One of the best films of the year premiered in Venice last September, toward the end of the festival. “Theeb” press-screened there on Sept. 3, when more than half the festival decamped to Toronto.
Luckily, this rare Jordanian feature directed by the talented debuting director Naji Abu Nowar (pictured), also played at TIFF. Even though Venice gave “Theeb” a lousy spot, at least organizers put it in the program. The same can’t be said for most other major fests.
While the paucity of Arab titles in Cannes this year could suggests it’s not a great season for the region, their consistent, conspicuous absence from international events means it’s high time the industry questioned why so few programmers bother to look at what’s coming out of these territories.
Fortunately, “Theeb” benefited from the foresight of Fortissimo, which boarded as sales agents before its premiere. Since then, the classic adventure tale, rich in visual counterpoint and displaying a cinematic maturity surprising for a first feature, not only played at scores of fests, but is a success in the Arab-speaking world, where homegrown pics outside of popular Egyptian blockbusters tend to limp alongside U.S. fare.
In March, Film Movement picked up North American rights, hopefully signaling a decent art house roll-out. But why is it that in the current global climate, with the media awash in stories from the MENA (Middle East-North Africa) region, so few of these films make it onto international screens?

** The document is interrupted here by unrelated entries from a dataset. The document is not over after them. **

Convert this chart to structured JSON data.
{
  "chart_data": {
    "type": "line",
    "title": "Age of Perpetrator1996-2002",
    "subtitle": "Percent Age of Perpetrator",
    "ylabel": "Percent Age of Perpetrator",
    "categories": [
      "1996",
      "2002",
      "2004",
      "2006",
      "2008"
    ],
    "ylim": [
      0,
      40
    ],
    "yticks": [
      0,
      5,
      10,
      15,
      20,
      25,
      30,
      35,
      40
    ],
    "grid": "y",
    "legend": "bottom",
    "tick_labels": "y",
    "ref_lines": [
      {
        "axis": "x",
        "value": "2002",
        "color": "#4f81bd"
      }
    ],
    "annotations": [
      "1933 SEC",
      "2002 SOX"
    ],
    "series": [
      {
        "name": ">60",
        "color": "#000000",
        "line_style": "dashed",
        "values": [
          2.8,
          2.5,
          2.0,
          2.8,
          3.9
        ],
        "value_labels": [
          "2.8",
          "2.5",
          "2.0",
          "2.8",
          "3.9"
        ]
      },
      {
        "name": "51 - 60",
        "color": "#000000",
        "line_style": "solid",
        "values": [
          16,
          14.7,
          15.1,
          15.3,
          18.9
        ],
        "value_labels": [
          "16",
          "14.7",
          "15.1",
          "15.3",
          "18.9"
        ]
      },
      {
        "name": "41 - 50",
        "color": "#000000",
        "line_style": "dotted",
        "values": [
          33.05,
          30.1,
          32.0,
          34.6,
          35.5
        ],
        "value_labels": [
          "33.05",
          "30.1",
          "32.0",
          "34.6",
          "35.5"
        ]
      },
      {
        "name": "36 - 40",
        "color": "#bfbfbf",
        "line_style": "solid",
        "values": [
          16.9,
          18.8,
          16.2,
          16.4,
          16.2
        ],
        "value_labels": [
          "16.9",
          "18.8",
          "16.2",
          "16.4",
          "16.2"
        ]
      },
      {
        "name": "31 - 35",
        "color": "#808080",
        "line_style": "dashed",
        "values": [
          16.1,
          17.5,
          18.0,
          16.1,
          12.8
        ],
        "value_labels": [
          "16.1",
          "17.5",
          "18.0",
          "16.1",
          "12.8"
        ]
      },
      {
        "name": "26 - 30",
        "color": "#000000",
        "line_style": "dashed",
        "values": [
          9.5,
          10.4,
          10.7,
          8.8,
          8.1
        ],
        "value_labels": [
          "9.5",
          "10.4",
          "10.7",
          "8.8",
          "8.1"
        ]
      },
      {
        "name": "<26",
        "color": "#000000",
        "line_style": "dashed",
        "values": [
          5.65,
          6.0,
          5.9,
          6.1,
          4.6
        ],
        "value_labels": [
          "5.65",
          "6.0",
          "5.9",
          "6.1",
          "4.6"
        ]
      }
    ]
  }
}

On the Croisette, only two Arab-lingo titles are programmed: Nabil Ayouch’s “Much Loved” (Morocco), in Directors’ Fortnight, and “Degrade” (Palestine), directed by brothers Arab and Tarzan Abu Nasser, in Critics’ Week. We know Cannes has always turned a more favorable eye on Francophone Arab nations — Algeria, Lebanon, Morocco, Tunisia — or directors like Yousry Nasrallah with close Gallic ties, yet attentive watchers have long felt dissatisfaction with Arab films’ limited exposure.
That’s benefited Toronto, which had the intelligence to hire Rasha Salti as programmer for the region, and the fests in Abu Dhabi and Dubai, which actively promote filmmakers from across the Arab world.
It makes little sense that so few European and American programmers fail to rise to the challenge presented by the increasing demonization of the region. Cinema, a facilitator of cross-cultural dialogue, is the ideal platform for combatting one-dimensional portrayals. (Talk to Arab actors trying to make English-language pics and they’ll tell stories about casting calls in which they’re offered nothing but terrorist roles.)
Even Tribeca, created in response to the need for cultural bridges, screened only one Arab film this year, a nine-minute short (“Kingdom of Garbage” by Iraq’s Yasir Kareem). Mention must also be made of the recent tragic loss of MoMA curator Jytte Jensen, one of the very few U.S.-based programmers who gave Arab cinema an appropriate platform.
Could it be there just isn’t the product? In truth, late 2014/early 2015 wasn’t the best moment for Arab features. (Documentaries however, such as Egypt’s “Mother of the Unborn” and Palestine’s “The Wanted 18” had a much stronger showing.) Political turmoil certainly plays a role, not just because making films in, say, Syria, is all but impossible, but because finding funds continues to be an uphill battle.
When Western film funds do express interest, they often demand script changes. One of the few exceptions is Berlin-based Razor Film (“Wadjda,” “Paradise Now,” and Assad Fouladkar’s upcoming “Halal Sex”), which doesn’t impose its vision on the directors it supports.
Back in 2011, Pacha Pictures was founded as the first company specializing in selling Arab-lingo movies internationally. Everyone thought the timing was ideal, given worldwide interest following the Arab Spring, yet the company folded the following year, unable to find enough buyers for its line-up.
With everyone looking at the MENA region, where were the brave programmers and distributors willing to showcase real Arab voices? Luckily, today Egypt’s MAD Solutions is drawing attention to the range of Arabic films available, but fest programmers need to expand their horizons and recognize that the problem isn’t with Arab cinema. The problem is with them.